Tinkerbell, Edwina, et les résultats à long terme, Partie I

Si tant de gens se remettent de maladies mentales graves, pourquoi ne les voyons-nous pas? C'est l'une des questions les plus fréquemment posées par les professionnels de la santé mentale lorsqu'ils sont confrontés à la littérature sur les résultats à long terme, du moins d'après mon expérience. Cette documentation laisse entendre qu'entre 45 et 65% des personnes atteintes de schizophrénie – la plus grave des maladies mentales graves – se rétabliront au fil du temps. Depuis les années 1970, cette littérature est présente et reproduite de façon cohérente, mais elle n'a toujours pas été intégrée à la formation de la plupart des professionnels de la santé mentale. Ainsi, de nombreux professionnels de la santé mentale, lorsqu'ils sont exposés à ce corpus de recherche, posent la question ci-dessus. Si tant de gens vont mieux, alors pourquoi ne les vois-je jamais?
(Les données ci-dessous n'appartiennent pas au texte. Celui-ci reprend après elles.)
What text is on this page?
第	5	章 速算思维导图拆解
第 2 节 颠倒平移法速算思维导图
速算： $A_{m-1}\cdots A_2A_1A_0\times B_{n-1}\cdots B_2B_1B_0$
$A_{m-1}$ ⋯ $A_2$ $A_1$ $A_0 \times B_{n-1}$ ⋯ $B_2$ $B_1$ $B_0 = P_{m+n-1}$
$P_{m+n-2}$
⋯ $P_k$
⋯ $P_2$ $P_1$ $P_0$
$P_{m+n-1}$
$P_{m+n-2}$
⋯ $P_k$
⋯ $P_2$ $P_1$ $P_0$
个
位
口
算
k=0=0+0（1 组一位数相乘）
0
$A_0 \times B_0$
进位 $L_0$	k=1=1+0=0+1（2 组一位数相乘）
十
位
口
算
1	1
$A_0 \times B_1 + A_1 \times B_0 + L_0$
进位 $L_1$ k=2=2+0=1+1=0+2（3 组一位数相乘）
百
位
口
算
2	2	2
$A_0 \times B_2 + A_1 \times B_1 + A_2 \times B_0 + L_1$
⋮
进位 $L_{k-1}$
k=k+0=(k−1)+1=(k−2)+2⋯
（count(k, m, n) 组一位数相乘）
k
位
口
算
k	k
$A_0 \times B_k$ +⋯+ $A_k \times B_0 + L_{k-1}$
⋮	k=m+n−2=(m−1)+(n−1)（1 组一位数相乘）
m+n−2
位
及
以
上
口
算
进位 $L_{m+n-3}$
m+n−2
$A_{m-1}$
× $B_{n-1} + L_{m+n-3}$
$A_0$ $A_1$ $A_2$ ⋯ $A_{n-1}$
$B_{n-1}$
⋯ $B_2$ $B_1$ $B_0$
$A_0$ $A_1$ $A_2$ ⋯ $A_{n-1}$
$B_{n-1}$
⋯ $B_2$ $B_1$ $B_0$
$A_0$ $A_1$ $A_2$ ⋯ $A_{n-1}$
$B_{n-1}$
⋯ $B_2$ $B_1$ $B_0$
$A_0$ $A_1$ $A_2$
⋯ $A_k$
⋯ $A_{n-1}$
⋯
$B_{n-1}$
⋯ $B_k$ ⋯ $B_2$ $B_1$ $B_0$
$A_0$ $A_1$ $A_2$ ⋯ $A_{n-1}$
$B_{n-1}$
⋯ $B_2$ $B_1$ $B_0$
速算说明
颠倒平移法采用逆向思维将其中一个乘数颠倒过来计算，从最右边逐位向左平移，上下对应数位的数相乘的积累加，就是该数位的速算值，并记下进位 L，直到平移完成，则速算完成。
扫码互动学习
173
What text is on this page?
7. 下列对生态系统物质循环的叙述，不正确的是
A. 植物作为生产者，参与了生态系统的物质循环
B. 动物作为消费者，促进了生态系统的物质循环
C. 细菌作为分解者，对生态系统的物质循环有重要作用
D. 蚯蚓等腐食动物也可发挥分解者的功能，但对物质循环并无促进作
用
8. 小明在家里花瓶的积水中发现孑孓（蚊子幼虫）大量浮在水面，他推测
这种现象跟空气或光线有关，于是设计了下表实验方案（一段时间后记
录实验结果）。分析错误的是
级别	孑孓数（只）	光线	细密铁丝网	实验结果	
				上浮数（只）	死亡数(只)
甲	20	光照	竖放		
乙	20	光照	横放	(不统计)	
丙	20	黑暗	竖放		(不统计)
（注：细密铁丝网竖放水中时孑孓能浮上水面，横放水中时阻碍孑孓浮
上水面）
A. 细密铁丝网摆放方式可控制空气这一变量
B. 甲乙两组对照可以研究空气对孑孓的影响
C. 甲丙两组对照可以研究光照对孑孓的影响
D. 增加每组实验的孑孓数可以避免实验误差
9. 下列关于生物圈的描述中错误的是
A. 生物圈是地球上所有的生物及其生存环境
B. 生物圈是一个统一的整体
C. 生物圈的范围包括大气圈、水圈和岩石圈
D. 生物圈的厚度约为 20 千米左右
Une question assez raisonnable, certes, et pour laquelle nous avons heureusement plusieurs réponses.

La première réponse vient d'une équipe de statisticiens mari et femme des années 1980, Cohen et Cohen, qui ont écrit un article séminal sur ce qu'ils ont décrit comme «l'illusion du clinicien.» J'ai d'abord reçu une copie de cet article de Courtenay Harding, infirmière psychiatrique devenue psychologue, responsable de la réalisation de la plus longue étude longitudinale de la schizophrénie aux États-Unis, sinon dans le monde, et qui a été l'un des rares défenseurs persistants de la guérison depuis longtemps avant de devenir (enfin) la mode . J'ai eu la chance de participer à un séminaire avec Courtenay quand j'étais stagiaire en psychologie et je n'ai jamais regardé le monde de la même façon depuis. Le «clinicien illusion» papier était l'une des armes que Courtenay avait dans son arsenal pour repousser les hordes de chercheurs et de cliniciens sceptiques qui insistaient sur le fait que ses données pourraient tout simplement ne pas être vraies. C'était aussi la réponse que John Strauss, Courtenay et mon mentor, ont reçue quand il a essayé de publier ses premiers résultats au début des années 1970, montrant que beaucoup de gens ont connu des améliorations au fil du temps. Les réviseurs et le rédacteur ont rejeté le document, insistant sur le fait que cela ne pouvait tout simplement pas être vrai. Ils savaient déjà que le rétablissement n'était pas possible pour les personnes atteintes de schizophrénie.

Qu'est-ce que les Cohen ont discuté? Sur la base de statistiques assez sophistiquées que je ne comprends toujours pas, ils ont montré que les personnes qui travaillent en milieu clinique, c'est-à-dire les cliniciens, voient des personnes malades. Une fois que le rire s'éteint de ma déclaration si profondément évidente dans une présentation, j'offre alors l'inverse au public, ce qui les frappe rarement comme si évident: les cliniciens ne voient pas les gens qui sont, ou quand ils le sont. Particulièrement dans le cas de conditions ambigues et à long terme, les Cohen ont montré comment les cliniciens tendent à supposer que les personnes atteintes de telles maladies sont généralement malades, et que ces conditions sont habituellement invalidantes, même si ce n'est pas toujours le cas. Si je ne vous vois que lorsque vous êtes malade, je vais supposer que vous êtes toujours malade. Et si je travaille dans un cadre clinique, et que par conséquent je vois des gens quand ils sont malades, je suis susceptible de tirer la conclusion que les gens que je vois sont toujours malades. Ce que je ne peux pas m'empêcher de considérer, c'est que je ne les vois peut-être pas parce qu'ils vont bien. Quand ils vont bien, ils n'ont pas besoin de venir me voir.

Mais qu'est-ce que cela a à voir avec Tinkerbell, et qui est Edwina? Lorsque ma femme pratiquait comme infirmière pédiatrique dans une clinique d'endocrinologie, son hypothèse, lorsqu'elle ne voyait pas d'adolescente dans sa clinique, était que l'adolescent allait probablement bien dans la gestion de son diabète. Quand l'adolescente tombait malade, elle le voyait, soit à la clinique, soit à l'hôpital, mais il y avait fort à parier que tout allait bien. Pourquoi cela a-t-il été si différent en psychiatrie? C'est là qu'interviennent Tinkerbell et Edwina.